The use of seismic advances, data analytics, machine learning and more have allowed them to unlock 19 billion barrels of conventional and tight oil resources from their portfolios since the oil price downturn, a third of all reserves added in that time.
“We have seen this approach bear fruit in Asia Pacific, with Woodside recently upgrading resources at its Scarborough project by 52 per cent through the application of new seismic techniques and processing,” Hardwood said.
“Given the maturity of much of the existing resource base in Asia Pacific, new approaches to improving recovery could prove an effective means of boosting the supply outlook.
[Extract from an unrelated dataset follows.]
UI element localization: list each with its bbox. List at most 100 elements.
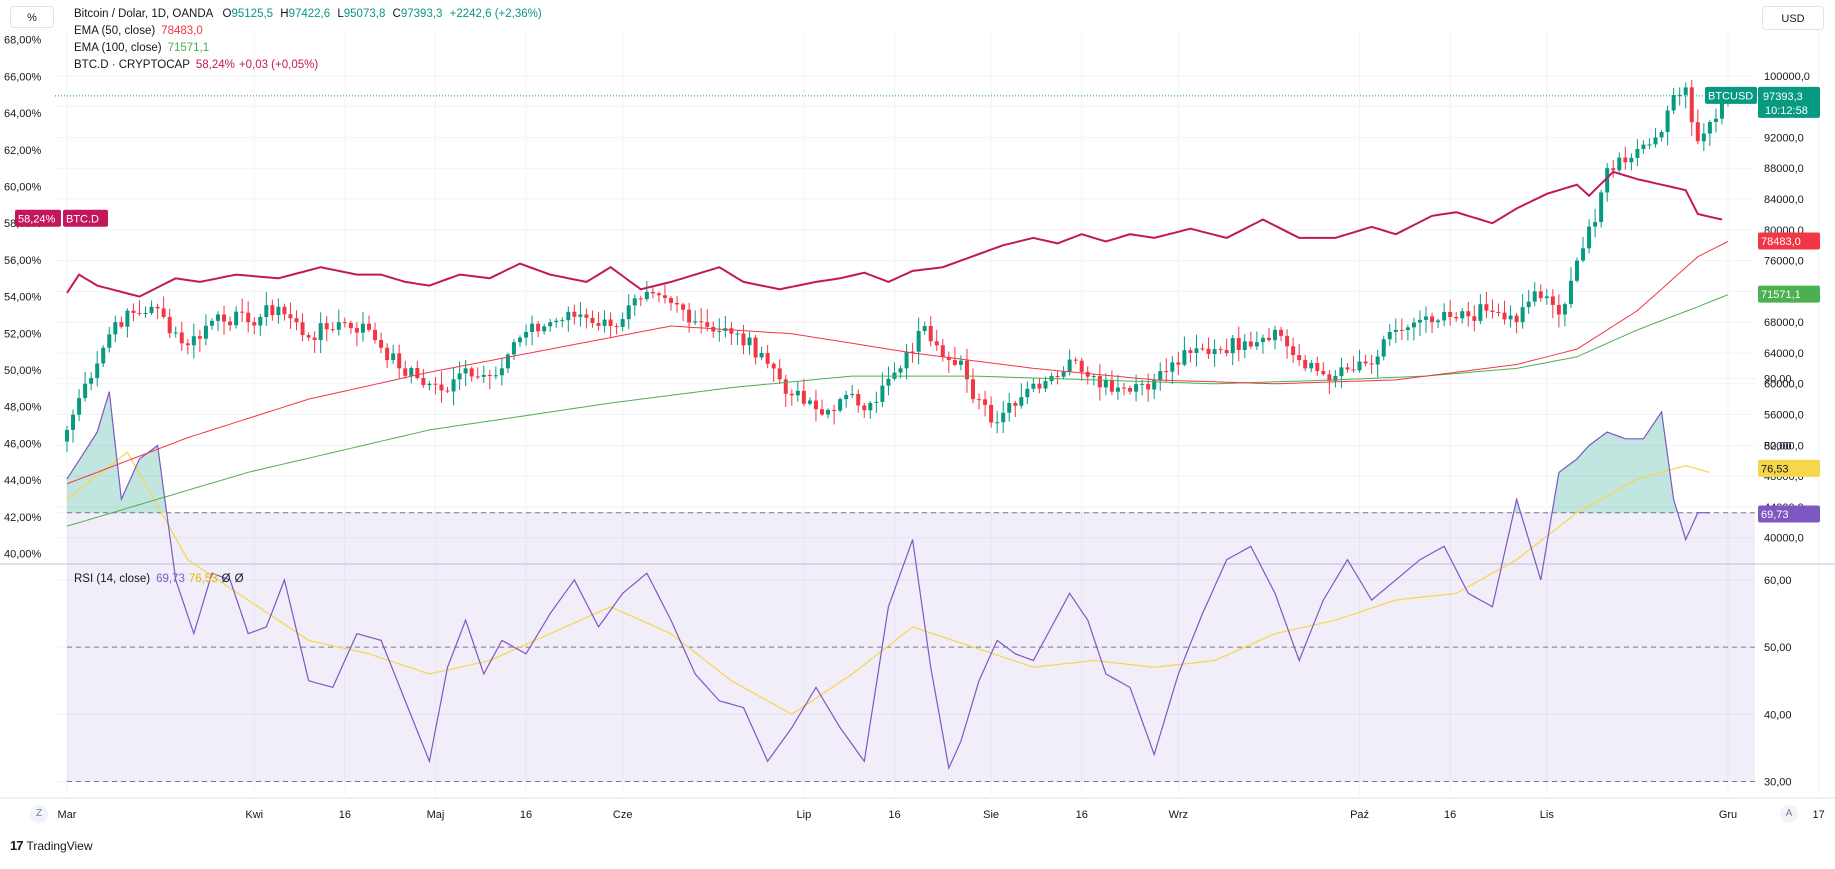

“Just a 5 per cent increase in recovery from producing assets in Asia could add another 5 billion boe of resource – equivalent to the volume of exploration-led resources added in Asia Pacific over the last three years.”
Rodger added that the carbon footprint of assets was also a growing concern for public-listed companies.
This could result in some of the largest stranded assets across Asia Pacific failing the test for development due to high levels of carbon dioxide and other contaminants.